Sie sind dabei, wie Edward Snowden heute getweetet hat, das „zudringlichste und am wenigsten überprüfbare Überwachungsregime im Westen“ einzuführen.
Laut einem heute präsentierten Gesetzesentwurf soll jede URL, die den Briten unter die Finger kommt, künftig ein ganzes Jahr lang gespeichert und von der Polizei eingesehen werden können.
Gegen eine von der Innenministerin angewiesene nähere Ausspionierung sollen bestimmte Richter (allerdings nur falls kein augenblicklich dringlicher Anlass besteht) ein Veto einlegen können. So der letzte kolportierte Stand.
Wie voraussehbar, finden sich prompt britische Politiker, die nach Herzenslust Goebbels zitieren (Nein, nicht „Nobody move nobody get hurt“, das ist von Yellowman, die andere Gangster-Weisheit mit dem Verbergen und dem Befürchten meinte ich), und in allen Nachrichtensendungen dieses Landes hör ich aufgeregtes Gerede von Pädophilenringen und Terrornetzwerken, die darauf warten, aufgedeckt und gesprengt zu werden, und dass die Polizei ja immer schon Telefone abhören konnte und das neue Gesetz bloß ein technologisches Update derselben Geschichte sei.
Andererseits spüre ich, während ich dies schreibe, schon förmlich die müden Blicke der aufgeklärten, abgeklärt gläsernen Lesenden.
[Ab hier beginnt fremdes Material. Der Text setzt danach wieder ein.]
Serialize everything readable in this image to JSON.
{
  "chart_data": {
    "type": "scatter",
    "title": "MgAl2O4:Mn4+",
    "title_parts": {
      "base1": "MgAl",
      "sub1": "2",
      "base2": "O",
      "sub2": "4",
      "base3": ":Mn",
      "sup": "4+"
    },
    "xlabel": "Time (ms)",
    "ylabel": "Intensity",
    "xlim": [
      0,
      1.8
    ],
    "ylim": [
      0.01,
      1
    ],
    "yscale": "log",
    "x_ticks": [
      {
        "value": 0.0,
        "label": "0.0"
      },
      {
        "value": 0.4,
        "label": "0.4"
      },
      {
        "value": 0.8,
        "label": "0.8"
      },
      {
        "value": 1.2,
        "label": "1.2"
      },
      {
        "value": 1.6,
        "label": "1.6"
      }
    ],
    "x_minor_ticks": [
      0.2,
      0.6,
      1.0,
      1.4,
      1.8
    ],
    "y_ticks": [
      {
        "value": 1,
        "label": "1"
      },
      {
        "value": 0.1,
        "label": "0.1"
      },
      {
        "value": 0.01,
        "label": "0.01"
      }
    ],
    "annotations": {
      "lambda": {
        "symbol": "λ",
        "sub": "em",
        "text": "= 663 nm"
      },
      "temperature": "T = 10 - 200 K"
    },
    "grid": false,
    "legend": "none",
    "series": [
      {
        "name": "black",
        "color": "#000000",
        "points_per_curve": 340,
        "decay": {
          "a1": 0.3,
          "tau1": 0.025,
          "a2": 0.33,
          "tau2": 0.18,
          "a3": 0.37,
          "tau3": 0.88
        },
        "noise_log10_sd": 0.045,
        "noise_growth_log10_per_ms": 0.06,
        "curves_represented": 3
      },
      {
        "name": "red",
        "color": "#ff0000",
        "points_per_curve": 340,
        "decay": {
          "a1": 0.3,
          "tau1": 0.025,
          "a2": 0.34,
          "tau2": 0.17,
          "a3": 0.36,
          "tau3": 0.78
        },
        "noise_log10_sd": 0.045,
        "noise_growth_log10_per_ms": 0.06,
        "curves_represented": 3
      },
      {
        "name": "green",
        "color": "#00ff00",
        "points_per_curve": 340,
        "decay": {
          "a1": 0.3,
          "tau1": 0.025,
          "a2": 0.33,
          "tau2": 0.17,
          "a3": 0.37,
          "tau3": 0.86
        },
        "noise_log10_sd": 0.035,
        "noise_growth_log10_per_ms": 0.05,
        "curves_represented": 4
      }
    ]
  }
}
Ja, wir sind schon ein paar Mal um diesen Maulbeerbusch herumgelaufen, und der GCHQ macht mit Tempora eh schon die längste Zeit, was er will. Insofern ist das auch wieder alles egal bzw. jede rechtliche Klärung immer noch besser als Schnüffeln im Geheimen (erst heute etwa kam wieder eine Meldung, dass MI5 schon seit zehn Jahren Metadaten über alle Telefongespräche in Großbritannien sammelt).
Ein mit der Überwachungsstaatsdebatte gar nicht zwingend verknüpfter, sehr banaler, aber mindestens so wichtiger Aspekt dieser Geschichte kommt hier im öffentlichen Diskurs allerdings erstaunlicherweise fast gar nicht vor:
Nämlich dass diejenigen, die die hochsensiblen "internet connection records" aufbewahren und bündeln, gar nicht Bond oder Moneypenny heißen, sondern Telefonie- und Medienmischbetriebe in wechselnden Besitzverhältnissen sind, die ihre Finger in alle kommunikationstechnologische Kuchen stecken.
Zum Beispiel eine sympathisch aber zufällig nach einer ziemlich großartigen Band der 1980er benannte, aus der Kette Carphone Warehouse hervorgegangene Firma namens Talk Talk, die ein Mobil- und Festnetz, Breitband-Internet und PayTV anbietet.
Erst vorletzte Woche wurde Talk Talk im großen Stil gehackt. 1,2 Millionen Datenpakete seiner Kund_innen (Adressen, Email-Adressen, Telefonnummern) inklusive 21.000 Bankverbindungen konnten die Hacker absaugen.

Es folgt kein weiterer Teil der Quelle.